Ex-Coal Miner Arnold Smith, 46, has been so completely freed of the palsy that he has taken up a new career as a physiotherapy aide at the Whitesburg Memorial Hospital in Kentucky. Remarkably erect Joan Harris, now 15, of Larchmont, N.Y., is doing well in school. The boy, 13, is as straight as a spruce, and supple as a birch.

But there were still more surprises to come. These patients, like famed LIFE Photographer Margaret Bourke-White, were operated on by techniques that Dr. Cooper, 39, now considers outmoded. The patients he really wanted to show off were the next to be presented: a housewife and a schoolgirl on whom he operated by freezing a pea-sized portion of the brain.

Crossed Connections. Parkinsonism (the cause of which is unknown in most cases) is a disorder of nerve cells near the thalamus deep in the brain. The affected nerve cells keep on firing impulses for muscle contraction when the contractions are not necessary. Effective treatment consists of somehow interrupting these misfiring nerves.

Dr. Cooper's first approach, back in 1952, was to sever an artery supplying the nerve-cell complex. Though many patients got relief, several died, and an equal number were left worse off than before their operation. Next he tried injecting absolute alcohol into part of the brain near the thalamus. Then Dr. Cooper put the alcohol into the thalamus, as in Photographer Bourke-White's case.

Three in One. But the neatest, cleanest way to kill a specific segment of tissue in a living body is by rapid deep-freezing. Dr. Cooper's newest technique, used in almost 200 cases in the past year, is to put the patient on the operating table under a battery of X-ray machines. Using a local anesthetic, he saws out a dime-sized piece of the skull, then inserts a three-in-one tube, only 2 mm. (less than 1 1/2 in.) in diameter. The tube slips painlessly through the insensitive brain to the deep-lying thalamus. The tube's outer layer is a vacuum insulator; the innermost bore carries liquid nitrogen supplied at --196DEG C.; the middle layer is for warmed and gaseous nitrogen to escape.

When the X rays show that the tip of the tube is in the thalamus, Dr. Cooper lets in enough liquid nitrogen to drop the tip temperature to zero or --10DEG C. This knocks out the nerves, but does not destroy them. He asks the patient to raise an arm, or leg, or both: if the patient has full control of his limbs, with no tremor remaining, the tip is in the right place.

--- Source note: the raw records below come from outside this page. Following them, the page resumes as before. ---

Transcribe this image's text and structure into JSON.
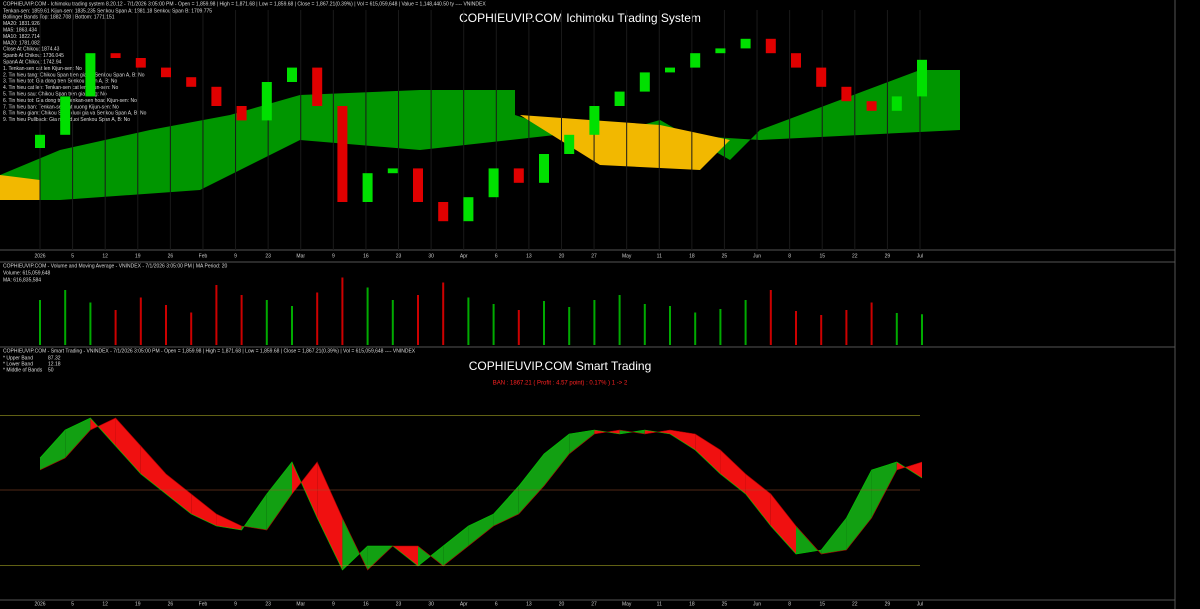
{
  "header": {
    "ichimoku": "COPHIEUVIP.COM - Ichimoku trading system 8.20.12 - 7/1/2026 3:05:00 PM - Open = 1,859.98 | High = 1,871.68 | Low = 1,859.68 | Close = 1,867.21(0.39%) | Vol = 615,059,648 | Value = 1,148,440.50 ty ---- VNINDEX",
    "notes": [
      "Tenkan-sen: 1859.61  Kijun-sen: 1835.235  Senkou Span A: 1881.18  Senkou Span B: 1709.775",
      "Bollinger Bands Top: 1882.708 | Bottom: 1771.151",
      "MA20: 1831.926",
      "MA5: 1863.434",
      "MA10: 1822.714",
      "MA20: 1781.082",
      "Close At Chikou: 1874.43",
      "Spanb At Chikou: 1736.045",
      "SpanA At Chikou: 1742.94",
      "1. Tenkan-sen cat len Kijun-sen: No",
      "2. Tin hieu tang: Chikou Span tren gia va Senkou Span A, B: No",
      "3. Tin hieu tot: Gia dong tren Senkou Span A, B: No",
      "4. Tin hieu cat len: Tenkan-sen cat len Kijun-sen: No",
      "5. Tin hieu sau: Chikou Span tren gia dong: No",
      "6. Tin hieu tot: Gia dong tren Tenkan-sen hoac Kijun-sen: No",
      "7. Tin hieu ban: Tenkan-sen cat xuong Kijun-sen: No",
      "8. Tin hieu giam: Chikou Span duoi gia va Senkou Span A, B: No",
      "9. Tin hieu Pullback: Gia nam duoi Senkou Span A, B: No"
    ],
    "volume": "COPHIEUVIP.COM - Volume and Moving Average - VNINDEX - 7/1/2026 3:05:00 PM | MA Period: 20",
    "volume_now": "Volume: 615,059,648",
    "volume_ma": "MA: 616,835,584",
    "smart": "COPHIEUVIP.COM - Smart Trading - VNINDEX - 7/1/2026 3:05:00 PM - Open = 1,859.98 | High = 1,871.68 | Low = 1,859.68 | Close = 1,867.21(0.39%) | Vol = 615,059,648 ---- VNINDEX",
    "signal": "BAN : 1867.21 ( Profit : 4.57 point) : 0.17% ) 1 -> 2"
  },
  "x_labels": [
    "2026",
    "5",
    "12",
    "19",
    "26",
    "Feb",
    "9",
    "23",
    "Mar",
    "9",
    "16",
    "23",
    "30",
    "Apr",
    "6",
    "13",
    "20",
    "27",
    "May",
    "11",
    "18",
    "25",
    "Jun",
    "8",
    "15",
    "22",
    "29",
    "Jul"
  ],
  "chart_data": [
    {
      "type": "candlestick",
      "title": "COPHIEUVIP.COM Ichimoku Trading System",
      "ylim": [
        1550,
        1950
      ],
      "open": [
        1720,
        1742,
        1806,
        1878,
        1870,
        1854,
        1838,
        1822,
        1790,
        1766,
        1830,
        1854,
        1790,
        1630,
        1678,
        1686,
        1630,
        1598,
        1638,
        1686,
        1662,
        1710,
        1742,
        1790,
        1814,
        1846,
        1854,
        1878,
        1886,
        1902,
        1878,
        1854,
        1822,
        1798,
        1782,
        1806
      ],
      "close": [
        1742,
        1806,
        1878,
        1870,
        1854,
        1838,
        1822,
        1790,
        1766,
        1830,
        1854,
        1790,
        1630,
        1678,
        1686,
        1630,
        1598,
        1638,
        1686,
        1662,
        1710,
        1742,
        1790,
        1814,
        1846,
        1854,
        1878,
        1886,
        1902,
        1878,
        1854,
        1822,
        1798,
        1782,
        1806,
        1867
      ],
      "up_color": "#00e000",
      "down_color": "#e00000"
    },
    {
      "type": "bar",
      "ylim": [
        0,
        1500000000
      ],
      "values": [
        900000000,
        1100000000,
        850000000,
        700000000,
        950000000,
        800000000,
        650000000,
        1200000000,
        1000000000,
        900000000,
        780000000,
        1050000000,
        1350000000,
        1150000000,
        900000000,
        1000000000,
        1250000000,
        950000000,
        820000000,
        700000000,
        880000000,
        760000000,
        900000000,
        1000000000,
        820000000,
        780000000,
        650000000,
        720000000,
        900000000,
        1100000000,
        680000000,
        600000000,
        700000000,
        850000000,
        640000000,
        615059648
      ]
    },
    {
      "type": "oscillator",
      "title": "COPHIEUVIP.COM Smart Trading",
      "ylim": [
        0,
        100
      ],
      "series": [
        {
          "name": "Fast",
          "values": [
            66,
            80,
            86,
            72,
            58,
            48,
            38,
            32,
            30,
            48,
            64,
            36,
            10,
            22,
            22,
            12,
            22,
            32,
            38,
            52,
            68,
            78,
            80,
            78,
            80,
            78,
            70,
            58,
            48,
            32,
            18,
            20,
            36,
            60,
            64,
            56
          ]
        },
        {
          "name": "Slow",
          "values": [
            60,
            66,
            80,
            86,
            72,
            58,
            48,
            38,
            32,
            30,
            48,
            64,
            36,
            10,
            22,
            22,
            12,
            22,
            32,
            38,
            52,
            68,
            78,
            80,
            78,
            80,
            78,
            70,
            58,
            48,
            32,
            18,
            20,
            36,
            60,
            64
          ]
        }
      ],
      "bands": [
        {
          "name": "* Upper Band",
          "value": 87.32
        },
        {
          "name": "* Lower Band",
          "value": 12.18
        },
        {
          "name": "* Middle of Bands",
          "value": 50
        }
      ]
    }
  ]
}
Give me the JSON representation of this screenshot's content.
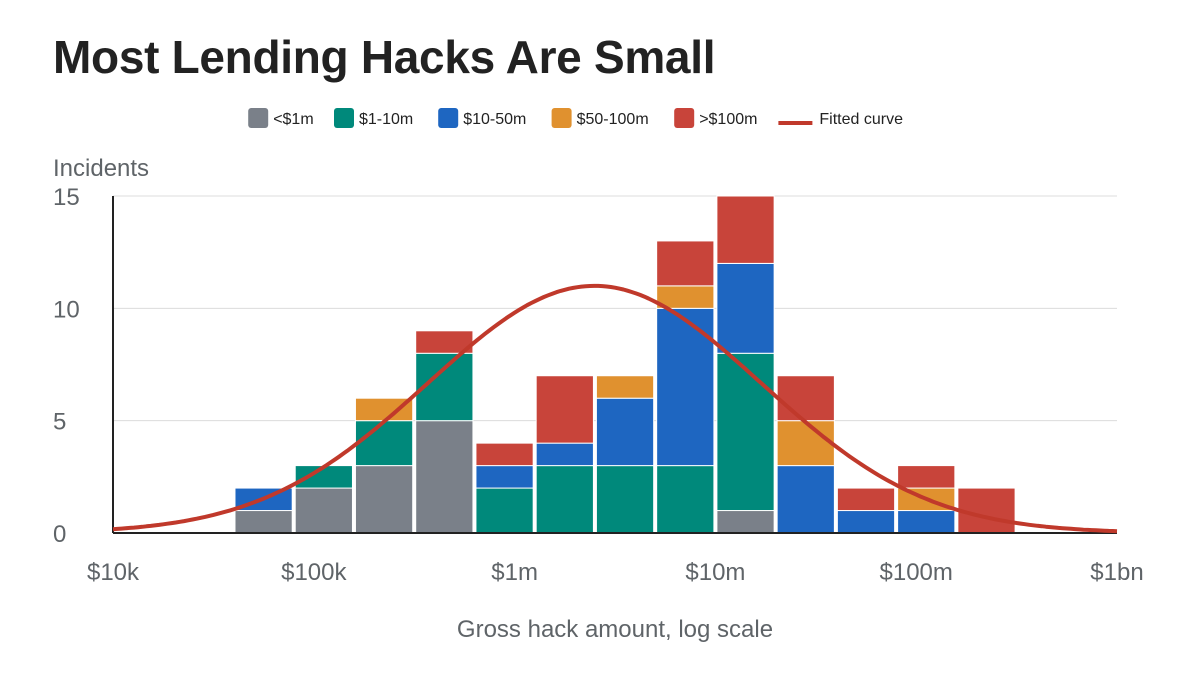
{
  "chart_data": {
    "type": "bar",
    "stacked": true,
    "title": "Most Lending Hacks Are Small",
    "ylabel": "Incidents",
    "xlabel": "Gross hack amount, log scale",
    "x_scale": "log",
    "xlim": [
      10000,
      1000000000
    ],
    "ylim": [
      0,
      15
    ],
    "y_ticks": [
      0,
      5,
      10,
      15
    ],
    "x_ticks": [
      {
        "value": 10000,
        "label": "$10k"
      },
      {
        "value": 100000,
        "label": "$100k"
      },
      {
        "value": 1000000,
        "label": "$1m"
      },
      {
        "value": 10000000,
        "label": "$10m"
      },
      {
        "value": 100000000,
        "label": "$100m"
      },
      {
        "value": 1000000000,
        "label": "$1bn"
      }
    ],
    "grid": "horizontal",
    "legend_position": "top",
    "bins": [
      {
        "from": 39811,
        "to": 79433
      },
      {
        "from": 79433,
        "to": 158489
      },
      {
        "from": 158489,
        "to": 316228
      },
      {
        "from": 316228,
        "to": 630957
      },
      {
        "from": 630957,
        "to": 1258925
      },
      {
        "from": 1258925,
        "to": 2511886
      },
      {
        "from": 2511886,
        "to": 5011872
      },
      {
        "from": 5011872,
        "to": 10000000
      },
      {
        "from": 10000000,
        "to": 19952623
      },
      {
        "from": 19952623,
        "to": 39810717
      },
      {
        "from": 39810717,
        "to": 79432823
      },
      {
        "from": 79432823,
        "to": 158489319
      },
      {
        "from": 158489319,
        "to": 316227766
      }
    ],
    "series": [
      {
        "name": "<$1m",
        "color": "#7a8089",
        "values": [
          1,
          2,
          3,
          5,
          0,
          0,
          0,
          0,
          1,
          0,
          0,
          0,
          0
        ]
      },
      {
        "name": "$1-10m",
        "color": "#00897b",
        "values": [
          0,
          1,
          2,
          3,
          2,
          3,
          3,
          3,
          7,
          0,
          0,
          0,
          0
        ]
      },
      {
        "name": "$10-50m",
        "color": "#1e66c1",
        "values": [
          1,
          0,
          0,
          0,
          1,
          1,
          3,
          7,
          4,
          3,
          1,
          1,
          0
        ]
      },
      {
        "name": "$50-100m",
        "color": "#e0912f",
        "values": [
          0,
          0,
          1,
          0,
          0,
          0,
          1,
          1,
          0,
          2,
          0,
          1,
          0
        ]
      },
      {
        "name": ">$100m",
        "color": "#c8443a",
        "values": [
          0,
          0,
          0,
          1,
          1,
          3,
          0,
          2,
          3,
          2,
          1,
          1,
          2
        ]
      }
    ],
    "fitted_curve": {
      "name": "Fitted curve",
      "color": "#c0392b",
      "peak_x": 2500000,
      "peak_y": 11.0,
      "log10_sigma": 0.83
    }
  }
}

Then Dr. Cooper admits more liquid nitrogen, to drop the tip temperature to --40DEG or --50DEG. In less than five minutes, this rapid freezing kills the offending, misfiring nerve cells. If the freezing extends a bit too far and the patient becomes unable to move his arm satisfactorily, Dr. Cooper has 30 seconds in which to correct the error and rewarm the thalamus. Most patients can be out of bed the same day and out of the hospital within a week.

Now that nitrogen injection kits are being manufactured, other neurosurgeons, still skeptical, will try to duplicate Dr. Cooper's results. Awaiting the benefits of his bold pioneering are at least 300,000 U.S. victims of Parkinsonism, a lifelong affliction, of which doctors say: "Patients don't die of this disease--they die with it."